WASHINGTON — In commemoration of the 35th anniversary of the Reagan administration’s seminal report, “A Nation at Risk,” a bipartisan group of policymakers and education and business leaders gathered at the Reagan Institute Summit on Education (RISE) to discuss the challenges and progress across the American education landscape since 1983.
With an emphasis on then-President Ronald Reagan’s message that it is the responsibility of all citizens to restore excellence in America’s schools, RISE highlighted focal areas for educators and officials at the federal, state and local levels to increase access to quality education, lifelong learning experiences and other opportunities that create pathways to fulfilling careers for students.
Frederick J. Ryan Jr., chairman of the Board of Trustees of the Ronald Reagan Presidential Foundation and Institute, said education is the institute’s first focus. He said the institute will examine five major objectives the initial “A Nation at Risk” report focused on: leadership, improving teaching, improving educational content, raising standards and expectations and adding time to the school day.
A primary concern for education leaders today is that a zip code can determine whether a student receives a quality education, said Dr. Condoleezza Rice, former U.S. Secretary of State and former provost of Stanford University. In the opening plenary, “The Learning Society,” she warned that the United States could become two societies: one that is competent and another that is not.

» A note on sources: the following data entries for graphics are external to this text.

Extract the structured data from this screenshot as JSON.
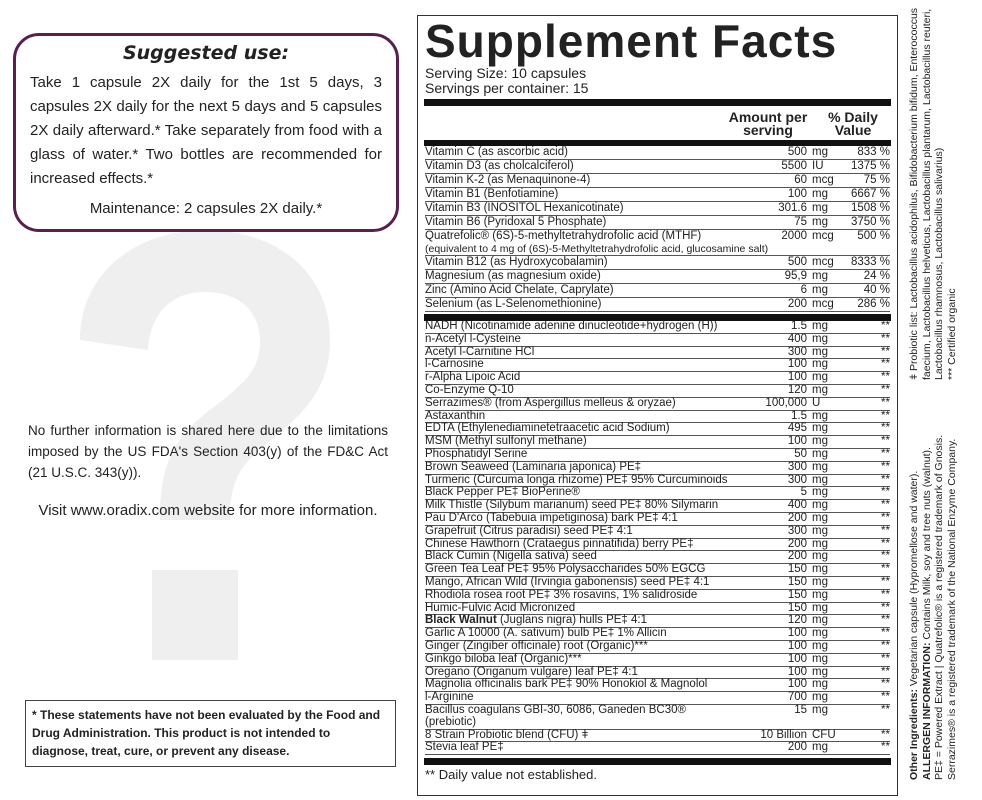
{
  "suggested": {
    "title": "Suggested use:",
    "text": "Take 1 capsule 2X daily for the 1st 5 days, 3 capsules 2X daily for the next 5 days and 5 capsules 2X daily afterward.* Take separately from food with a glass of water.* Two bottles are recommended for increased effects.*",
    "maintenance": "Maintenance: 2 capsules 2X daily.*"
  },
  "background_glyph": "?",
  "info": "No further information is shared here due to the limitations imposed by the US FDA's Section 403(y) of the FD&C Act (21 U.S.C. 343(y)).",
  "visit": "Visit www.oradix.com website for more information.",
  "disclaimer": "* These statements have not been evaluated by the Food and Drug Administration. This product is not intended to diagnose, treat, cure, or prevent any disease.",
  "facts": {
    "title": "Supplement Facts",
    "serving_size": "Serving Size: 10 capsules",
    "servings_per_container": "Servings per container: 15",
    "col_amount": "Amount per serving",
    "col_dv": "% Daily Value",
    "vitamins": [
      {
        "name": "Vitamin C (as ascorbic acid)",
        "amount": "500",
        "unit": "mg",
        "dv": "833 %"
      },
      {
        "name": "Vitamin D3 (as cholcalciferol)",
        "amount": "5500",
        "unit": "IU",
        "dv": "1375 %"
      },
      {
        "name": "Vitamin K-2 (as Menaquinone-4)",
        "amount": "60",
        "unit": "mcg",
        "dv": "75 %"
      },
      {
        "name": "Vitamin B1 (Benfotiamine)",
        "amount": "100",
        "unit": "mg",
        "dv": "6667 %"
      },
      {
        "name": "Vitamin B3 (INOSITOL Hexanicotinate)",
        "amount": "301.6",
        "unit": "mg",
        "dv": "1508 %"
      },
      {
        "name": "Vitamin B6 (Pyridoxal 5 Phosphate)",
        "amount": "75",
        "unit": "mg",
        "dv": "3750 %"
      },
      {
        "name": "Quatrefolic® (6S)-5-methyltetrahydrofolic acid (MTHF)",
        "sub": "(equivalent to 4 mg of (6S)-5-Methyltetrahydrofolic acid, glucosamine salt)",
        "amount": "2000",
        "unit": "mcg",
        "dv": "500 %"
      },
      {
        "name": "Vitamin B12 (as Hydroxycobalamin)",
        "amount": "500",
        "unit": "mcg",
        "dv": "8333 %"
      },
      {
        "name": "Magnesium (as magnesium oxide)",
        "amount": "95,9",
        "unit": "mg",
        "dv": "24 %"
      },
      {
        "name": "Zinc (Amino Acid Chelate, Caprylate)",
        "amount": "6",
        "unit": "mg",
        "dv": "40 %"
      },
      {
        "name": "Selenium (as L-Selenomethionine)",
        "amount": "200",
        "unit": "mcg",
        "dv": "286 %"
      }
    ],
    "others": [
      {
        "name": "NADH (Nicotinamide adenine dinucleotide+hydrogen (H))",
        "amount": "1.5",
        "unit": "mg",
        "dv": "**"
      },
      {
        "name": "n-Acetyl l-Cysteine",
        "amount": "400",
        "unit": "mg",
        "dv": "**"
      },
      {
        "name": "Acetyl l-Carnitine HCl",
        "amount": "300",
        "unit": "mg",
        "dv": "**"
      },
      {
        "name": "l-Carnosine",
        "amount": "100",
        "unit": "mg",
        "dv": "**"
      },
      {
        "name": "r-Alpha Lipoic Acid",
        "amount": "100",
        "unit": "mg",
        "dv": "**"
      },
      {
        "name": "Co-Enzyme Q-10",
        "amount": "120",
        "unit": "mg",
        "dv": "**"
      },
      {
        "name": "Serrazimes® (from Aspergillus melleus & oryzae)",
        "amount": "100,000",
        "unit": "U",
        "dv": "**"
      },
      {
        "name": "Astaxanthin",
        "amount": "1.5",
        "unit": "mg",
        "dv": "**"
      },
      {
        "name": "EDTA (Ethylenediaminetetraacetic  acid Sodium)",
        "amount": "495",
        "unit": "mg",
        "dv": "**"
      },
      {
        "name": "MSM (Methyl sulfonyl methane)",
        "amount": "100",
        "unit": "mg",
        "dv": "**"
      },
      {
        "name": "Phosphatidyl Serine",
        "amount": "50",
        "unit": "mg",
        "dv": "**"
      },
      {
        "name": "Brown Seaweed (Laminaria japonica) PE‡",
        "amount": "300",
        "unit": "mg",
        "dv": "**"
      },
      {
        "name": "Turmeric (Curcuma longa rhizome) PE‡ 95% Curcuminoids",
        "amount": "300",
        "unit": "mg",
        "dv": "**"
      },
      {
        "name": "Black Pepper PE‡ BioPerine®",
        "amount": "5",
        "unit": "mg",
        "dv": "**"
      },
      {
        "name": "Milk Thistle (Silybum marianum) seed PE‡ 80% Silymarin",
        "amount": "400",
        "unit": "mg",
        "dv": "**"
      },
      {
        "name": "Pau D'Arco (Tabebuia impetiginosa) bark PE‡ 4:1",
        "amount": "200",
        "unit": "mg",
        "dv": "**"
      },
      {
        "name": "Grapefruit (Citrus paradisi) seed PE‡ 4:1",
        "amount": "300",
        "unit": "mg",
        "dv": "**"
      },
      {
        "name": "Chinese Hawthorn (Crataegus pinnatifida) berry PE‡",
        "amount": "200",
        "unit": "mg",
        "dv": "**"
      },
      {
        "name": "Black Cumin (Nigella sativa) seed",
        "amount": "200",
        "unit": "mg",
        "dv": "**"
      },
      {
        "name": "Green Tea Leaf PE‡ 95% Polysaccharides 50% EGCG",
        "amount": "150",
        "unit": "mg",
        "dv": "**"
      },
      {
        "name": "Mango, African Wild (Irvingia gabonensis) seed PE‡ 4:1",
        "amount": "150",
        "unit": "mg",
        "dv": "**"
      },
      {
        "name": "Rhodiola rosea root PE‡ 3% rosavins, 1% salidroside",
        "amount": "150",
        "unit": "mg",
        "dv": "**"
      },
      {
        "name": "Humic-Fulvic Acid Micronized",
        "amount": "150",
        "unit": "mg",
        "dv": "**"
      },
      {
        "bold": "Black Walnut",
        "name": " (Juglans nigra) hulls PE‡ 4:1",
        "amount": "120",
        "unit": "mg",
        "dv": "**"
      },
      {
        "name": "Garlic A 10000 (A. sativum) bulb PE‡ 1% Allicin",
        "amount": "100",
        "unit": "mg",
        "dv": "**"
      },
      {
        "name": "Ginger (Zingiber officinale) root (Organic)***",
        "amount": "100",
        "unit": "mg",
        "dv": "**"
      },
      {
        "name": "Ginkgo biloba leaf (Organic)***",
        "amount": "100",
        "unit": "mg",
        "dv": "**"
      },
      {
        "name": "Oregano (Origanum vulgare) leaf PE‡ 4:1",
        "amount": "100",
        "unit": "mg",
        "dv": "**"
      },
      {
        "name": "Magnolia officinalis bark PE‡ 90% Honokiol & Magnolol",
        "amount": "100",
        "unit": "mg",
        "dv": "**"
      },
      {
        "name": "l-Arginine",
        "amount": "700",
        "unit": "mg",
        "dv": "**"
      },
      {
        "name": "Bacillus coagulans GBI-30, 6086, Ganeden BC30® (prebiotic)",
        "amount": "15",
        "unit": "mg",
        "dv": "**"
      },
      {
        "name": "8 Strain Probiotic blend (CFU) ǂ",
        "amount": "10 Billion",
        "unit": "CFU",
        "dv": "**"
      },
      {
        "name": "Stevia leaf PE‡",
        "amount": "200",
        "unit": "mg",
        "dv": "**"
      }
    ],
    "footnote": "** Daily value not established."
  },
  "side": {
    "other_label": "Other Ingredients:",
    "other": " Vegetarian capsule (Hypromellose and water).",
    "allergen_label": "ALLERGEN INFORMATION:",
    "allergen": " Contains Milk, soy and tree nuts (walnut).",
    "pe": "PE‡ = Powered Extract | Quatrefolic® is a registered trademark of Gnosis.",
    "serrazimes": "Serrazimes® is a registered trademark of the National Enzyme Company.",
    "probiotic": "ǂ Probiotic list: Lactobacillus acidophilus, Bifidobacterium bifidum, Enterococcus faecium, Lactobacillus helveticus, Lactobacillus plantarum, Lactobacillus reuteri, Lactobacillus rhamnosus, Lactobacillus salivarius)",
    "organic": "*** Certified organic"
  },
  "colors": {
    "frame": "#5b1f4f",
    "ink": "#111111",
    "watermark": "#efefef"
  }
}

“A democracy really cannot thrive and survive” without quality education,” Rice said, adding that education is “the new frontier” in the civil rights struggle.
University of California president Janet Napolitano echoed Rice’s sentiment. She said a collective investment and a “joint interest” in quality education for all students “is a value for the country” and will help each individual reach the full measure of their talents, be socially engaged and enter fulfilling careers.
Rice said that as science, technology, engineering and mathematics education increase, she hopes leaders do not lose sight of the part of education that enhances “humanness” — the arts. She also urged lifelong learning, saying leaders should inspire students to “explore the range of human knowledge and keep finding ways to do it.”